I have to confess that I rarely use the bar as a visual cue except when FF'ing through a recording. I archive to DVDs and my DVD recorder has a flextime feature that allows me to specify how much time I want to fit on the DVD. So, if I want to record a movie I figure out how much time remains at the start of the movie by hitting pause, then FF through the movie to the end of the movie, hit pause, find out how much time remains, subtract this from the time remaining at the start and I know how much time to tell my DVDR to fill the DVD with.

I guess I use it more in conjunction with searching to tell me about where I am in the recording. Or, to see how much buffer is available in arrears if watching a "live" b'cast. Never thought it inconvenient to hit pause to determine that.

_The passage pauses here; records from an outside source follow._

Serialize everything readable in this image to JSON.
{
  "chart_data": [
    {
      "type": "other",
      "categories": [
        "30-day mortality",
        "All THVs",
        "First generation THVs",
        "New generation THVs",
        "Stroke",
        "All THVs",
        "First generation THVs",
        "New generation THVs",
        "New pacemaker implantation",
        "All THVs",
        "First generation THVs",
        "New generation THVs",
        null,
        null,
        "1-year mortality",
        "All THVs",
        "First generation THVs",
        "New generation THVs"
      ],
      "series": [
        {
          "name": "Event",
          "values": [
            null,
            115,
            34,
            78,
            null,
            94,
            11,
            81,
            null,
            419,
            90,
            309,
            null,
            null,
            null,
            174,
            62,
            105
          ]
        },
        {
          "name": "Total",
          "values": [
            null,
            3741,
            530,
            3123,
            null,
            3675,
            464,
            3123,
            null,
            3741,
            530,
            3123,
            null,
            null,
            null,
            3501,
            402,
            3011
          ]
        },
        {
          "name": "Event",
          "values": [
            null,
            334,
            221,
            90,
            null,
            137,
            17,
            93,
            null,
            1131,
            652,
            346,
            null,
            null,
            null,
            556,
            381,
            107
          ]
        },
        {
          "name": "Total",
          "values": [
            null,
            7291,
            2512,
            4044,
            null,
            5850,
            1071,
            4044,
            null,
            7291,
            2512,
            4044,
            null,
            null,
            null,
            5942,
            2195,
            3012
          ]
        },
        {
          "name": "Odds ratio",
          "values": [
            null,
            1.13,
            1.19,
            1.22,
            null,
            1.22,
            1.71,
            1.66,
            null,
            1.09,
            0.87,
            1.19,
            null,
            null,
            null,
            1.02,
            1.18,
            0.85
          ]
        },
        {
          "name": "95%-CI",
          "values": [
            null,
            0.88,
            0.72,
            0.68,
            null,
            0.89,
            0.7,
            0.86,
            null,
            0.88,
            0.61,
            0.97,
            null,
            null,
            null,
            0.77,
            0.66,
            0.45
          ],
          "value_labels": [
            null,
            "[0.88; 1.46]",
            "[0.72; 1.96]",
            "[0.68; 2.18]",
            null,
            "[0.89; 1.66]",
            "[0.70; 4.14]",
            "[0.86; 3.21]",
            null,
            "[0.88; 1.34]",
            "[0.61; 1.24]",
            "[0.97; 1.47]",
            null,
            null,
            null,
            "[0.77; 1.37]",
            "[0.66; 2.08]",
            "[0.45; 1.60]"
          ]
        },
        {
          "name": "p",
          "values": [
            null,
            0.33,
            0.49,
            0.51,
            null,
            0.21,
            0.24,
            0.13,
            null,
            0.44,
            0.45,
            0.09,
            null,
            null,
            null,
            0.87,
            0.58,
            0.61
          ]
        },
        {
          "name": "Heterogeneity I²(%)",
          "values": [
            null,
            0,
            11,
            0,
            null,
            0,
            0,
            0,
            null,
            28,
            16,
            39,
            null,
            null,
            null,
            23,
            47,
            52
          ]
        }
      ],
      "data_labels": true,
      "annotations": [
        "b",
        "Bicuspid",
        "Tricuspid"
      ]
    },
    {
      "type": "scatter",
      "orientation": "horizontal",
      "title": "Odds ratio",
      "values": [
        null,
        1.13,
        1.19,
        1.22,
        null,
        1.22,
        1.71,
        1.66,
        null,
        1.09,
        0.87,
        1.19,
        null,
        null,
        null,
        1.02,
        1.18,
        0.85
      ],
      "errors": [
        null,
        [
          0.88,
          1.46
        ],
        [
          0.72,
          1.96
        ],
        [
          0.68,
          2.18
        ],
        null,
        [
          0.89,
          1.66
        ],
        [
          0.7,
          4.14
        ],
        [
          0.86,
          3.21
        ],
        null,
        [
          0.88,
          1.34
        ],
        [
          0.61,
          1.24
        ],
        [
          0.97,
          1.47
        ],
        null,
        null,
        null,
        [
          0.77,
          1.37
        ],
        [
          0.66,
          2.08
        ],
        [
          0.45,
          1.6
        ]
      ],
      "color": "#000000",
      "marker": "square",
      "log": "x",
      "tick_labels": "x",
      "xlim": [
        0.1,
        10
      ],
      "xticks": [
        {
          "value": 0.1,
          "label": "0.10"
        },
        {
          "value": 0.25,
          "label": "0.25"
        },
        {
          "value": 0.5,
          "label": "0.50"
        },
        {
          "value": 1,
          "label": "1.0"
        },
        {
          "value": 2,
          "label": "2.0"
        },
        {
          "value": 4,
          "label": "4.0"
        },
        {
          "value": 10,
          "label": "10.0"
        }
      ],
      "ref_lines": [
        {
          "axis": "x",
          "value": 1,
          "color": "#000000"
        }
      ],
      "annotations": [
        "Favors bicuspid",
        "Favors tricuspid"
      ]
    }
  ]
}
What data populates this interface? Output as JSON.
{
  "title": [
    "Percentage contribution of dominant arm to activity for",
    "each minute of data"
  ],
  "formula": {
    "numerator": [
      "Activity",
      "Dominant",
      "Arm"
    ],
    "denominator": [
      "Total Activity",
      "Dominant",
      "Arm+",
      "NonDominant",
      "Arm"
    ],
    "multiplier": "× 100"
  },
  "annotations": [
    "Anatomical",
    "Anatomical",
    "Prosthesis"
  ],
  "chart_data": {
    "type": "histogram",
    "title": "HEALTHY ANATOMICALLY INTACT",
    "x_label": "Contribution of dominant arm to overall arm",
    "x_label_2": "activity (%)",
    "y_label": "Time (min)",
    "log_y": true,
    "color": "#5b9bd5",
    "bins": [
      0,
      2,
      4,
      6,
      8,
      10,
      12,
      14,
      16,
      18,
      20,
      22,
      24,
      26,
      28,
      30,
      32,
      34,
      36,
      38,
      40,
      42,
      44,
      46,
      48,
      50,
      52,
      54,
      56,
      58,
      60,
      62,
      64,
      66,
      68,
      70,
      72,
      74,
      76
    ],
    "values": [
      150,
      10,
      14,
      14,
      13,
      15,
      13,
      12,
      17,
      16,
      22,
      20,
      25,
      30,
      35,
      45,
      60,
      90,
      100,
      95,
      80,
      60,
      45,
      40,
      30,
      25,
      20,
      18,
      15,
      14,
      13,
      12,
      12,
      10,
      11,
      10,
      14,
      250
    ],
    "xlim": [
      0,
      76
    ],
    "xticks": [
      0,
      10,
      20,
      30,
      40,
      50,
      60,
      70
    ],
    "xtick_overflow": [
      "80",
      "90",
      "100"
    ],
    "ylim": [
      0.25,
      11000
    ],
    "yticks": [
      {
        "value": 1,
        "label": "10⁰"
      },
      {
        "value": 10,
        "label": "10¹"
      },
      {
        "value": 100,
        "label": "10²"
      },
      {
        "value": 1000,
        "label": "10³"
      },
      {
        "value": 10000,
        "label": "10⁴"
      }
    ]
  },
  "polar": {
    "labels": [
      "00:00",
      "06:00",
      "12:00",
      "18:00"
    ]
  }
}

I understand you are not complaining, just observing, but I am wondering what I am missing in seeing no particular inconvenience. Is there something else about the Direct box that makes it more likely you would want to do that?


----------



## nowandthen (Nov 19, 2005)

sleepy hollow said:


> Well, pressing the button to the right of the SELECT button brings up the status including the time of day and time remaining. Not exactly the same as a progress bar, but it will not pause what you are watching. Also, of course, the progress bar scales to fit the length of the recording so seeing the progress bar often will not tell you absolutely where you are, just relatively.
> 
> I have to confess that I rarely use the bar as a visual cue except when FF'ing through a recording. I archive to DVDs and my DVD recorder has a flextime feature that allows me to specify how much time I want to fit on the DVD. So, if I want to record a movie I figure out how much time remains at the start of the movie by hitting pause, then FF through the movie to the end of the movie, hit pause, find out how much time remains, subtract this from the time remaining at the start and I know how much time to tell my DVDR to fill the DVD with.
> 
> ...


Not really. It's all I know. :lol:

What I really dislike about the Directv box is that when I hit pause the progress bar pops up (that's OK). But when I press the >> button to step to the next frame the progress bar does not "go away". On the Directivo box the progress bar would go away. I prefer that the progress bar "go away" when stepping without having to hit additional buttons (that 's what you have to do with the Directv box). Why does this matter? It's a convenience issue. I like to replay sporting events (did he get into the end zone?) and having to press three addition keys to get rid of the progress bar is inconvenient. How does the Dish box handle this? When you pause and still step do you have to do something to get rid of the "clutter" on the screen?


----------